Letter with Christophe de Beaumont
© INCOPROM SA Geneva
This Letter of Jean-Jacques Rousseau, in Christophe de Beaumont, Archevêque of Paris appears in March 1763, after the judgment of the Emile by the Parliament of Paris (June 9th, 1762) and Mandement that Christophe de Beaumont makes publish against Rousseau in August 1762.
Rousseau offers an invaluable focusing to us on the theses established in the Speech on the origin of the inequality and developed in the Emile. At the same time as he protests of the sincerity of his Christian feelings, he clarifies his refusal of the original sin: “The original sin explains all except its principle, and it is this principle which it is a question of explaining”.
Rousseau clarifies moreover the principles of its comparison of the religions, and he insists on the conformity of Protestantism to the natural religion.

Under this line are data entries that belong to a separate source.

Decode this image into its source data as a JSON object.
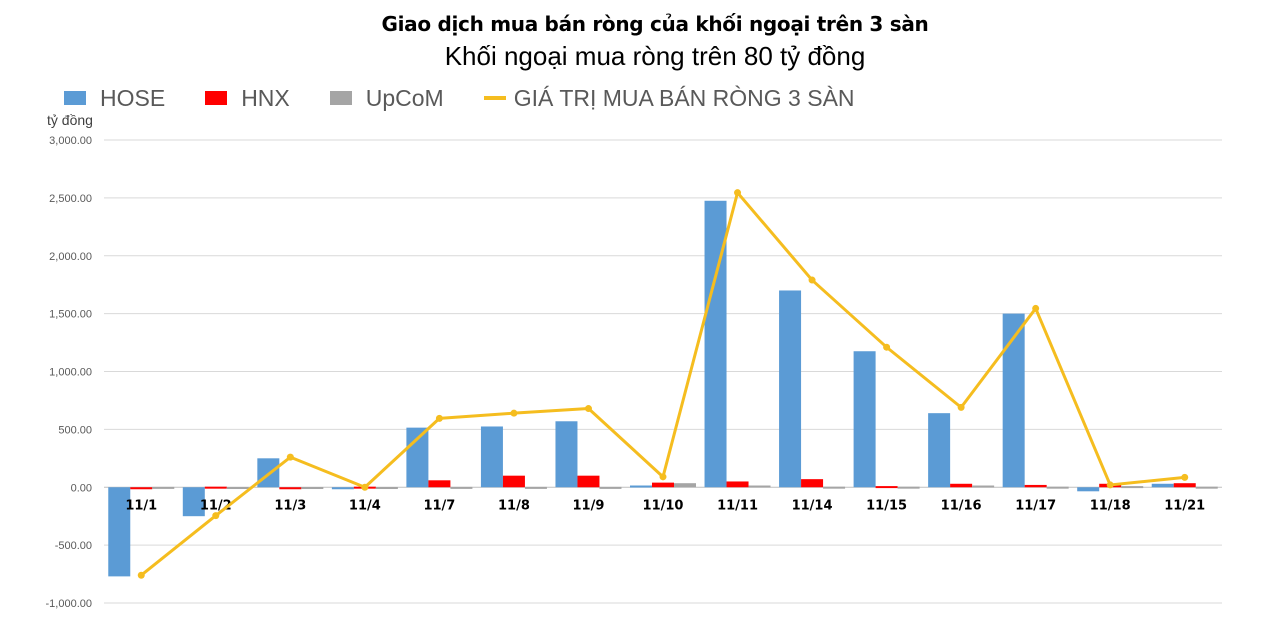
{
  "title": "Giao dịch mua bán ròng của khối ngoại trên 3 sàn",
  "subtitle": "Khối ngoại mua ròng trên 80 tỷ đồng",
  "unit_label": "tỷ đồng",
  "legend": [
    {
      "name": "HOSE",
      "color": "#5b9bd5",
      "kind": "bar"
    },
    {
      "name": "HNX",
      "color": "#ff0000",
      "kind": "bar"
    },
    {
      "name": "UpCoM",
      "color": "#a5a5a5",
      "kind": "bar"
    },
    {
      "name": "GIÁ TRỊ MUA BÁN RÒNG 3 SÀN",
      "color": "#f5bd1f",
      "kind": "line"
    }
  ],
  "chart_data": {
    "type": "bar",
    "title": "Giao dịch mua bán ròng của khối ngoại trên 3 sàn",
    "subtitle": "Khối ngoại mua ròng trên 80 tỷ đồng",
    "xlabel": "",
    "ylabel": "tỷ đồng",
    "ylim": [
      -1000,
      3000
    ],
    "yticks": [
      -1000,
      -500,
      0,
      500,
      1000,
      1500,
      2000,
      2500,
      3000
    ],
    "ytick_labels": [
      "-1,000.00",
      "-500.00",
      "0.00",
      "500.00",
      "1,000.00",
      "1,500.00",
      "2,000.00",
      "2,500.00",
      "3,000.00"
    ],
    "grid": true,
    "legend_position": "top",
    "categories": [
      "11/1",
      "11/2",
      "11/3",
      "11/4",
      "11/7",
      "11/8",
      "11/9",
      "11/10",
      "11/11",
      "11/14",
      "11/15",
      "11/16",
      "11/17",
      "11/18",
      "11/21"
    ],
    "series": [
      {
        "name": "HOSE",
        "type": "bar",
        "color": "#5b9bd5",
        "values": [
          -770,
          -250,
          250,
          -10,
          515,
          525,
          570,
          15,
          2475,
          1700,
          1175,
          640,
          1500,
          -35,
          30
        ]
      },
      {
        "name": "HNX",
        "type": "bar",
        "color": "#ff0000",
        "values": [
          -10,
          5,
          -10,
          5,
          60,
          100,
          100,
          40,
          50,
          70,
          10,
          30,
          20,
          30,
          35
        ]
      },
      {
        "name": "UpCoM",
        "type": "bar",
        "color": "#a5a5a5",
        "values": [
          3,
          2,
          2,
          2,
          3,
          3,
          3,
          35,
          15,
          5,
          5,
          15,
          5,
          10,
          5
        ]
      },
      {
        "name": "GIÁ TRỊ MUA BÁN RÒNG 3 SÀN",
        "type": "line",
        "color": "#f5bd1f",
        "values": [
          -760,
          -245,
          260,
          0,
          595,
          640,
          680,
          90,
          2545,
          1790,
          1210,
          690,
          1545,
          20,
          85
        ]
      }
    ]
  }
}
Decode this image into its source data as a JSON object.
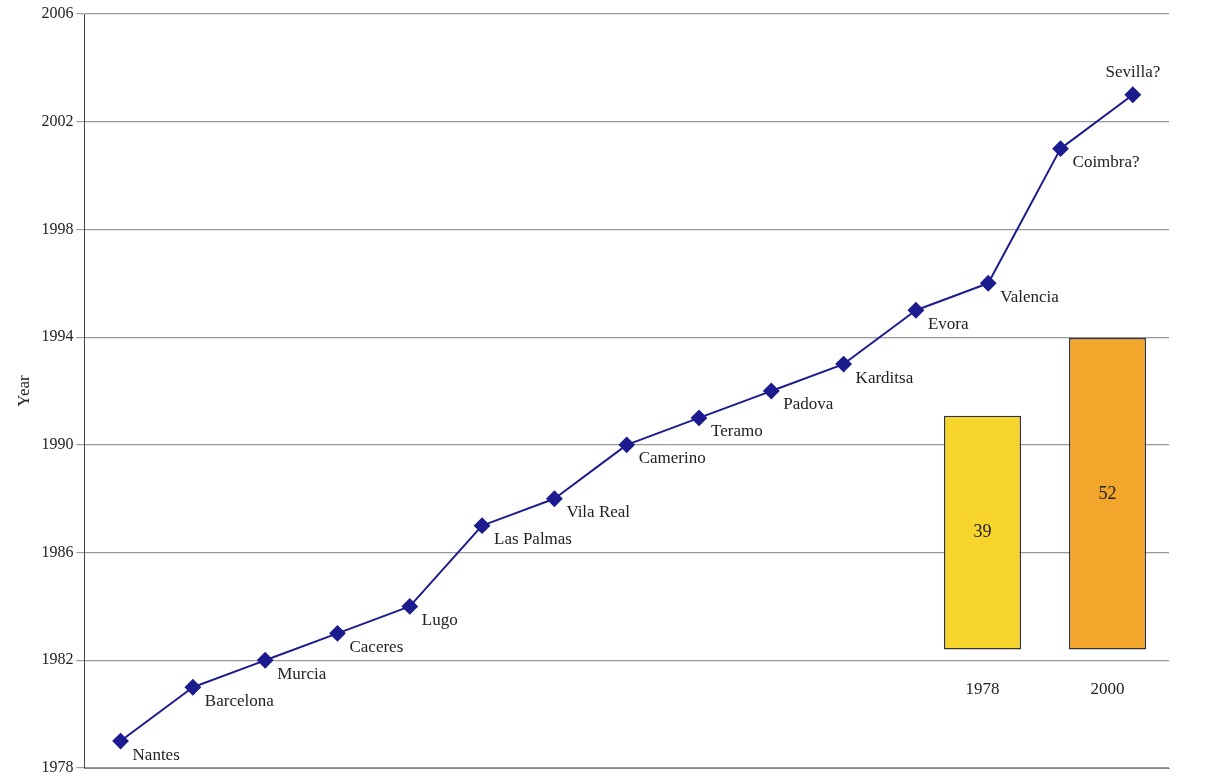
{
  "chart_data": [
    {
      "type": "line",
      "ylabel": "Year",
      "categories": [
        null,
        null,
        null,
        null,
        null,
        null,
        null,
        null,
        null,
        null,
        null,
        null,
        null,
        null,
        null
      ],
      "series": [
        {
          "color": "#1c1c8f",
          "values": [
            1979,
            1981,
            1982,
            1983,
            1984,
            1987,
            1988,
            1990,
            1991,
            1992,
            1993,
            1995,
            1996,
            2001,
            2003
          ]
        }
      ],
      "annotations": [
        "Nantes",
        "Barcelona",
        "Murcia",
        "Caceres",
        "Lugo",
        "Las Palmas",
        "Vila Real",
        "Camerino",
        "Teramo",
        "Padova",
        "Karditsa",
        "Evora",
        "Valencia",
        "Coimbra?",
        "Sevilla?"
      ],
      "ylim": [
        1978,
        2006
      ],
      "yticks": [
        1978,
        1982,
        1986,
        1990,
        1994,
        1998,
        2002,
        2006
      ],
      "grid": "y",
      "marker": "diamond",
      "tick_labels": "y",
      "legend": false
    },
    {
      "type": "bar",
      "categories": [
        "1978",
        "2000"
      ],
      "values": [
        39,
        52
      ],
      "colors": [
        "#f7d52c",
        "#f2a62b"
      ],
      "data_labels": true,
      "relative": false
    }
  ]
}
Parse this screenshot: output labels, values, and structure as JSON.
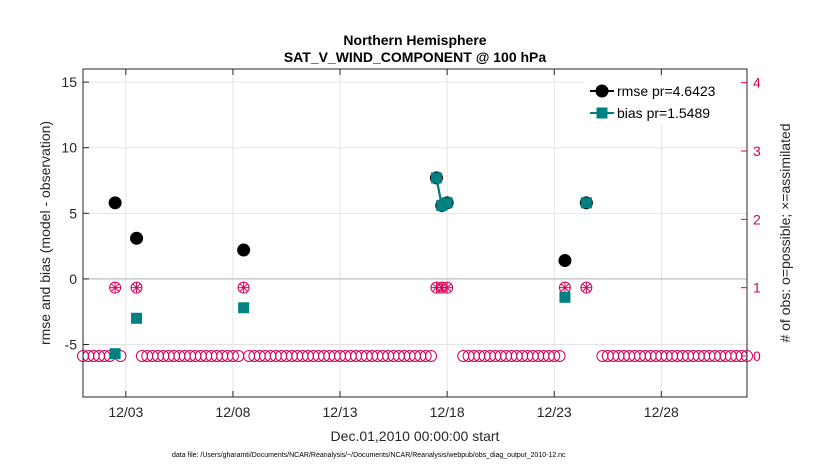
{
  "chart_data": {
    "type": "scatter",
    "title_line1": "Northern Hemisphere",
    "title_line2": "SAT_V_WIND_COMPONENT @ 100 hPa",
    "xlabel": "Dec.01,2010 00:00:00 start",
    "ylabel": "rmse and bias (model - observation)",
    "y2label": "# of obs: o=possible; ×=assimilated",
    "xlim": [
      0.0,
      31.0
    ],
    "ylim": [
      -9,
      16
    ],
    "y2lim": [
      -0.6,
      4.2
    ],
    "x_ticks": [
      2,
      7,
      12,
      17,
      22,
      27
    ],
    "x_tick_labels": [
      "12/03",
      "12/08",
      "12/13",
      "12/18",
      "12/23",
      "12/28"
    ],
    "y_ticks": [
      -5,
      0,
      5,
      10,
      15
    ],
    "y_tick_labels": [
      "-5",
      "0",
      "5",
      "10",
      "15"
    ],
    "y2_ticks": [
      0,
      1,
      2,
      3,
      4
    ],
    "y2_tick_labels": [
      "0",
      "1",
      "2",
      "3",
      "4"
    ],
    "grid": true,
    "legend_position": "top-right",
    "colors": {
      "rmse": "#000000",
      "bias": "#008080",
      "obs": "#d6005a",
      "zero_line": "#bbbbbb",
      "grid": "#e4e4e4"
    },
    "series": [
      {
        "name": "rmse pr=4.6423",
        "key": "rmse",
        "segments": [
          [
            [
              1.5,
              5.8
            ]
          ],
          [
            [
              2.5,
              3.1
            ]
          ],
          [
            [
              7.5,
              2.2
            ]
          ],
          [
            [
              16.5,
              7.7
            ],
            [
              16.75,
              5.6
            ],
            [
              17.0,
              5.8
            ]
          ],
          [
            [
              22.5,
              1.4
            ]
          ],
          [
            [
              23.5,
              5.8
            ]
          ]
        ]
      },
      {
        "name": "bias pr=1.5489",
        "key": "bias",
        "segments": [
          [
            [
              1.5,
              -5.7
            ]
          ],
          [
            [
              2.5,
              -3.0
            ]
          ],
          [
            [
              7.5,
              -2.2
            ]
          ],
          [
            [
              16.5,
              7.7
            ],
            [
              16.75,
              5.6
            ],
            [
              17.0,
              5.8
            ]
          ],
          [
            [
              22.5,
              -1.4
            ]
          ],
          [
            [
              23.5,
              5.8
            ]
          ]
        ]
      }
    ],
    "obs_counts": {
      "start": 0.0,
      "step": 0.25,
      "possible_ones": [
        1.5,
        2.5,
        7.5,
        16.5,
        16.75,
        17.0,
        22.5,
        23.5
      ],
      "assimilated_ones": [
        1.5,
        2.5,
        7.5,
        16.5,
        16.75,
        17.0,
        22.5,
        23.5
      ],
      "missing": [
        2.0,
        2.25,
        16.75,
        17.0,
        17.25,
        17.5,
        22.75,
        23.0,
        23.25,
        23.75,
        24.0
      ]
    },
    "footer": "data file: /Users/gharamti/Documents/NCAR/Reanalysis/~/Documents/NCAR/Reanalysis/webpub/obs_diag_output_2010-12.nc"
  }
}
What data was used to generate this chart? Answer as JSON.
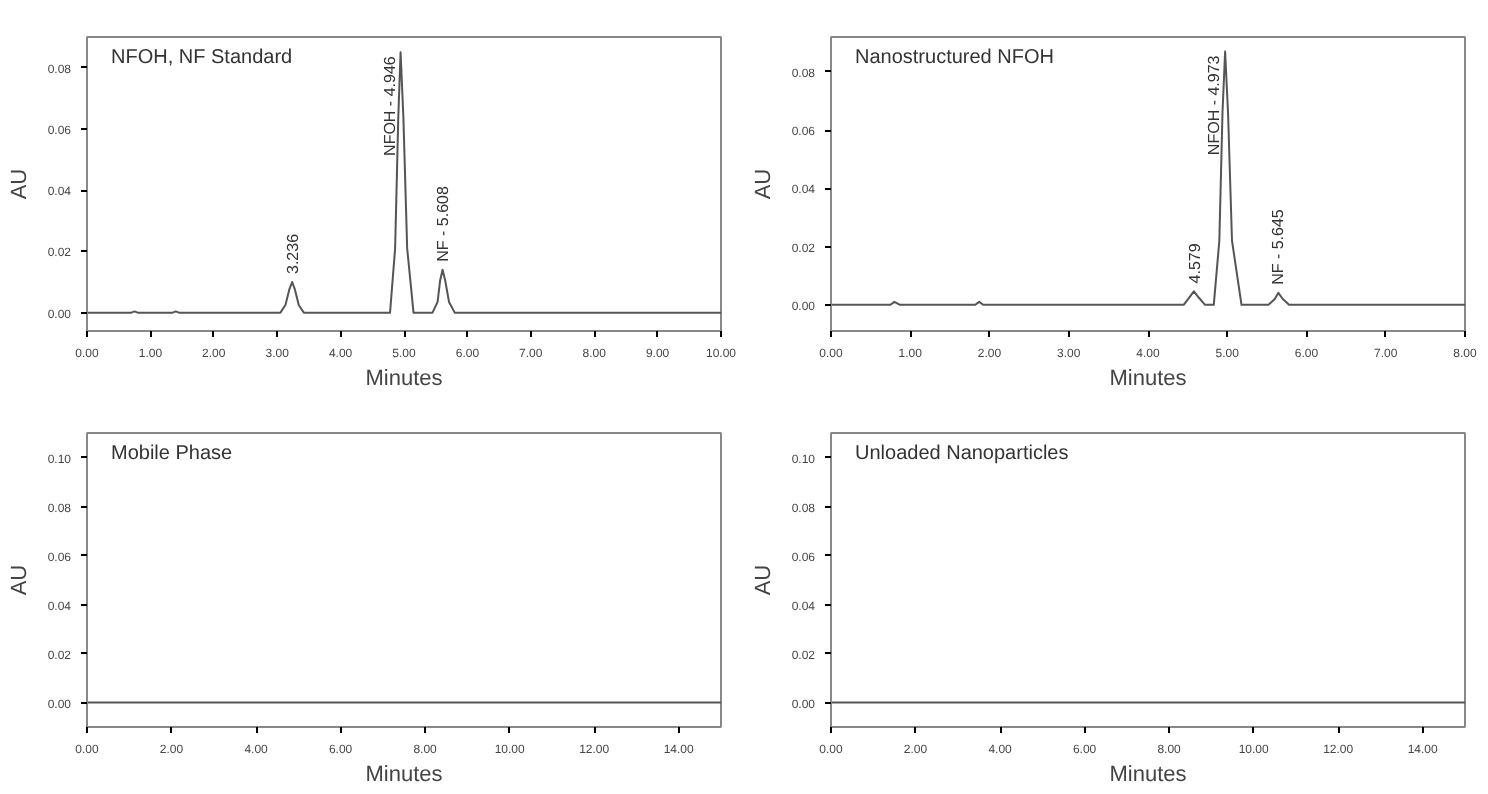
{
  "chart_data": [
    {
      "type": "line",
      "title": "NFOH, NF Standard",
      "xlabel": "Minutes",
      "ylabel": "AU",
      "xlim": [
        0,
        10
      ],
      "ylim": [
        -0.006,
        0.09
      ],
      "xticks": [
        {
          "value": 0,
          "label": "0.00"
        },
        {
          "value": 1,
          "label": "1.00"
        },
        {
          "value": 2,
          "label": "2.00"
        },
        {
          "value": 3,
          "label": "3.00"
        },
        {
          "value": 4,
          "label": "4.00"
        },
        {
          "value": 5,
          "label": "5.00"
        },
        {
          "value": 6,
          "label": "6.00"
        },
        {
          "value": 7,
          "label": "7.00"
        },
        {
          "value": 8,
          "label": "8.00"
        },
        {
          "value": 9,
          "label": "9.00"
        },
        {
          "value": 10,
          "label": "10.00"
        }
      ],
      "yticks": [
        {
          "value": 0,
          "label": "0.00"
        },
        {
          "value": 0.02,
          "label": "0.02"
        },
        {
          "value": 0.04,
          "label": "0.04"
        },
        {
          "value": 0.06,
          "label": "0.06"
        },
        {
          "value": 0.08,
          "label": "0.08"
        }
      ],
      "series": [
        {
          "color": "#555555",
          "x": [
            0,
            0.7,
            0.75,
            0.8,
            1.35,
            1.4,
            1.45,
            3.05,
            3.13,
            3.19,
            3.236,
            3.28,
            3.34,
            3.42,
            4.78,
            4.86,
            4.91,
            4.946,
            4.99,
            5.05,
            5.15,
            5.45,
            5.53,
            5.57,
            5.608,
            5.65,
            5.71,
            5.8,
            10
          ],
          "values": [
            0,
            0,
            0.0004,
            0,
            0,
            0.0004,
            0,
            0,
            0.0025,
            0.0075,
            0.01,
            0.0075,
            0.0025,
            0,
            0,
            0.021,
            0.064,
            0.085,
            0.064,
            0.021,
            0,
            0,
            0.0035,
            0.0105,
            0.014,
            0.0105,
            0.0035,
            0,
            0
          ]
        }
      ],
      "annotations": [
        {
          "text": "3.236",
          "x": 3.236,
          "y": 0.01
        },
        {
          "text": "NFOH - 4.946",
          "x": 4.946,
          "y": 0.085
        },
        {
          "text": "NF - 5.608",
          "x": 5.608,
          "y": 0.014
        }
      ]
    },
    {
      "type": "line",
      "title": "Nanostructured NFOH",
      "xlabel": "Minutes",
      "ylabel": "AU",
      "xlim": [
        0,
        8
      ],
      "ylim": [
        -0.009,
        0.092
      ],
      "xticks": [
        {
          "value": 0,
          "label": "0.00"
        },
        {
          "value": 1,
          "label": "1.00"
        },
        {
          "value": 2,
          "label": "2.00"
        },
        {
          "value": 3,
          "label": "3.00"
        },
        {
          "value": 4,
          "label": "4.00"
        },
        {
          "value": 5,
          "label": "5.00"
        },
        {
          "value": 6,
          "label": "6.00"
        },
        {
          "value": 7,
          "label": "7.00"
        },
        {
          "value": 8,
          "label": "8.00"
        }
      ],
      "yticks": [
        {
          "value": 0,
          "label": "0.00"
        },
        {
          "value": 0.02,
          "label": "0.02"
        },
        {
          "value": 0.04,
          "label": "0.04"
        },
        {
          "value": 0.06,
          "label": "0.06"
        },
        {
          "value": 0.08,
          "label": "0.08"
        }
      ],
      "series": [
        {
          "color": "#555555",
          "x": [
            0,
            0.75,
            0.8,
            0.87,
            1.82,
            1.87,
            1.92,
            4.45,
            4.52,
            4.579,
            4.64,
            4.72,
            4.83,
            4.9,
            4.94,
            4.973,
            5.01,
            5.06,
            5.18,
            5.52,
            5.6,
            5.645,
            5.7,
            5.78,
            8
          ],
          "values": [
            0,
            0,
            0.001,
            0,
            0,
            0.001,
            0,
            0,
            0.0025,
            0.0046,
            0.0025,
            0,
            0,
            0.022,
            0.066,
            0.087,
            0.066,
            0.022,
            0,
            0,
            0.002,
            0.0041,
            0.002,
            0,
            0
          ]
        }
      ],
      "annotations": [
        {
          "text": "4.579",
          "x": 4.579,
          "y": 0.0046
        },
        {
          "text": "NFOH - 4.973",
          "x": 4.973,
          "y": 0.087
        },
        {
          "text": "NF - 5.645",
          "x": 5.645,
          "y": 0.0041
        }
      ]
    },
    {
      "type": "line",
      "title": "Mobile Phase",
      "xlabel": "Minutes",
      "ylabel": "AU",
      "xlim": [
        0,
        15
      ],
      "ylim": [
        -0.01,
        0.11
      ],
      "xticks": [
        {
          "value": 0,
          "label": "0.00"
        },
        {
          "value": 2,
          "label": "2.00"
        },
        {
          "value": 4,
          "label": "4.00"
        },
        {
          "value": 6,
          "label": "6.00"
        },
        {
          "value": 8,
          "label": "8.00"
        },
        {
          "value": 10,
          "label": "10.00"
        },
        {
          "value": 12,
          "label": "12.00"
        },
        {
          "value": 14,
          "label": "14.00"
        }
      ],
      "yticks": [
        {
          "value": 0,
          "label": "0.00"
        },
        {
          "value": 0.02,
          "label": "0.02"
        },
        {
          "value": 0.04,
          "label": "0.04"
        },
        {
          "value": 0.06,
          "label": "0.06"
        },
        {
          "value": 0.08,
          "label": "0.08"
        },
        {
          "value": 0.1,
          "label": "0.10"
        }
      ],
      "series": [
        {
          "color": "#555555",
          "x": [
            0,
            5,
            10,
            15
          ],
          "values": [
            0,
            0,
            0,
            0
          ]
        }
      ]
    },
    {
      "type": "line",
      "title": "Unloaded  Nanoparticles",
      "xlabel": "Minutes",
      "ylabel": "AU",
      "xlim": [
        0,
        15
      ],
      "ylim": [
        -0.01,
        0.11
      ],
      "xticks": [
        {
          "value": 0,
          "label": "0.00"
        },
        {
          "value": 2,
          "label": "2.00"
        },
        {
          "value": 4,
          "label": "4.00"
        },
        {
          "value": 6,
          "label": "6.00"
        },
        {
          "value": 8,
          "label": "8.00"
        },
        {
          "value": 10,
          "label": "10.00"
        },
        {
          "value": 12,
          "label": "12.00"
        },
        {
          "value": 14,
          "label": "14.00"
        }
      ],
      "yticks": [
        {
          "value": 0,
          "label": "0.00"
        },
        {
          "value": 0.02,
          "label": "0.02"
        },
        {
          "value": 0.04,
          "label": "0.04"
        },
        {
          "value": 0.06,
          "label": "0.06"
        },
        {
          "value": 0.08,
          "label": "0.08"
        },
        {
          "value": 0.1,
          "label": "0.10"
        }
      ],
      "series": [
        {
          "color": "#555555",
          "x": [
            0,
            5,
            10,
            15
          ],
          "values": [
            0,
            0,
            0,
            0
          ]
        }
      ]
    }
  ]
}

Especially, it dissipates ambiguities which weighed on its anthropology - it wanted to show that the man of nature was not corrupted right from the start, but it never claimed to give it in model: since “the conscience does not develop and acts only with the lights of the man”, it “is thus null in the man who did not compare, and who did not see his reports. In this state the man knows only him (...); limited with the only physical instinct, it is null, it is stupid”.
Rousseau describes in the Emile the achievement of the man according to nature, but it never prescribed a return to the state of nature.